We are planning on landing in Canada this weekend by driving though the buffalo port.

Question, do I HAVE to 'land' my cars when we do? Can we 'bring them later' even though we'll be driving them when we land?

I don't have the titles yet...

Thanks!


----------



## jen45 (Jan 17, 2010)

ealbers said:


> We are planning on landing in Canada this weekend by driving though the buffalo port.
> 
> Question, do I HAVE to 'land' my cars when we do? Can we 'bring them later' even though we'll be driving them when we land?
> 
> ...


are you driving from the states into canada?
when you mean titles? do you mean documents for the car?
are you planning in staying in canada??


----------



## Auld Yin (Mar 10, 2009)

ealbers said:


> We are planning on landing in Canada this weekend by driving though the buffalo port.
> 
> Question, do I HAVE to 'land' my cars when we do? Can we 'bring them later' even though we'll be driving them when we land?
> 
> ...


If you cannot yet prove ownership then I would put your cars on The List of Goods to Follow.


----------



## ealbers (Nov 12, 2008)

jen45 said:


> are you driving from the states into canada?
> when you mean titles? do you mean documents for the car?
> are you planning in staying in canada??
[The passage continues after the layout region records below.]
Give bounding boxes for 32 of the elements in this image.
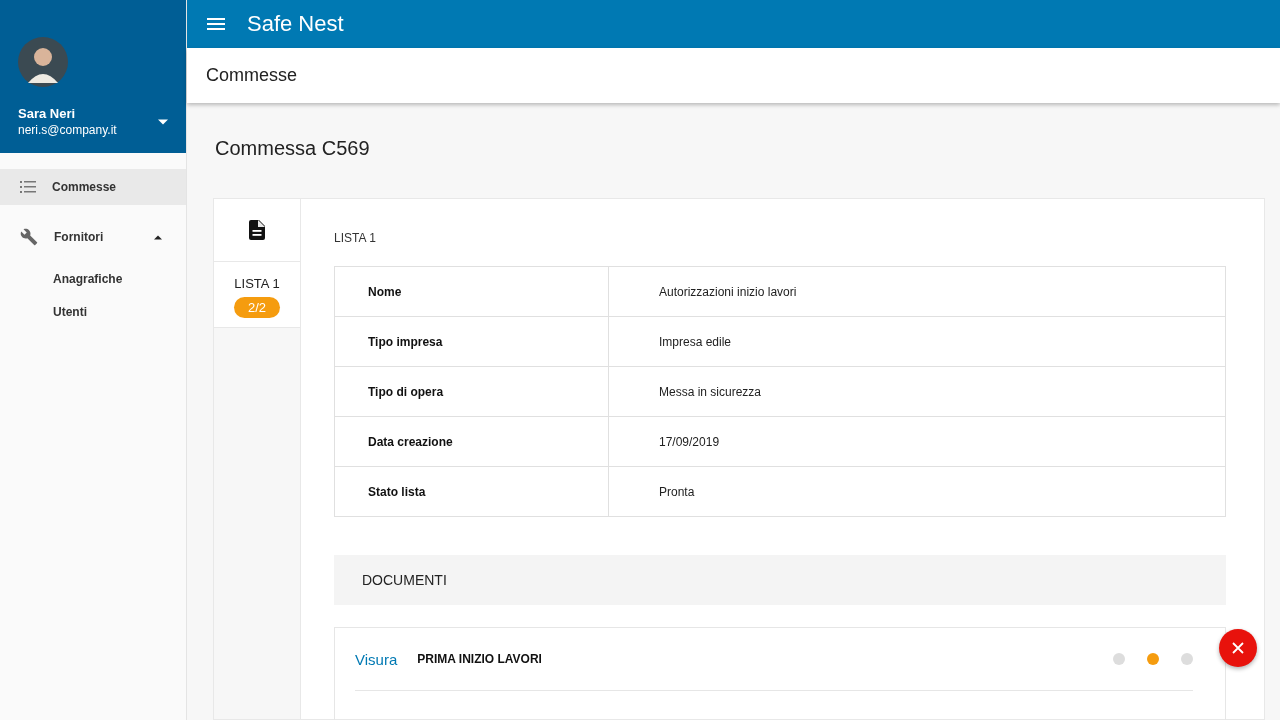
field-value: 17/09/2019 [658,433,721,451]
field-label: Data creazione [335,417,609,466]
nav-subitem[interactable]: Utenti [0,302,186,335]
avatar [18,37,68,87]
field-label: Tipo di opera [335,367,609,416]
app-title: Safe Nest [247,10,344,37]
wrench-icon [20,228,38,246]
list-tab[interactable]: LISTA 1 2/2 [214,262,300,328]
field-value: Autorizzazioni inizio lavori [658,283,798,301]
document-name: PRIMA INIZIO LAVORI [417,652,543,666]
close-icon [1232,642,1244,654]
nav-item[interactable]: Fornitori [0,219,186,255]
list-icon [20,180,36,194]
field-label: Nome [335,267,609,316]
nav-subitem[interactable]: Anagrafiche [0,269,186,302]
user-email: neri.s@company.it [18,123,117,137]
field-value: Messa in sicurezza [658,383,763,401]
field-value: Impresa edile [658,333,733,351]
document-type-link[interactable]: Visura [355,650,398,668]
user-name: Sara Neri [18,106,77,121]
nav-item[interactable]: Commesse [0,169,186,205]
field-label: Stato lista [335,467,609,516]
document-icon [249,220,265,240]
documents-title: DOCUMENTI [362,572,447,588]
count-badge: 2/2 [233,297,281,318]
field-value: Pronta [658,483,696,501]
list-title: LISTA 1 [334,231,377,245]
menu-icon[interactable] [207,17,225,30]
page-title: Commessa C569 [215,137,371,160]
section-title: Commesse [206,64,298,86]
field-label: Tipo impresa [335,317,609,366]
dropdown-caret-icon[interactable] [158,118,168,125]
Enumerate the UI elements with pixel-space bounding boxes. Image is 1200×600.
We live in Maryland, are driving to Canada to land. We have a huge list of goods to follow, and are bringing a few items for our house in Ontario.

We have 'lean release' documents as we paid off the cars, but have not yet received the actual titles.

We want to eventually bring the cars in with us, but as we don't yet have the titles, were wondering if there would be issues if we land, but don't want to import the cars yet

Thanks!


----------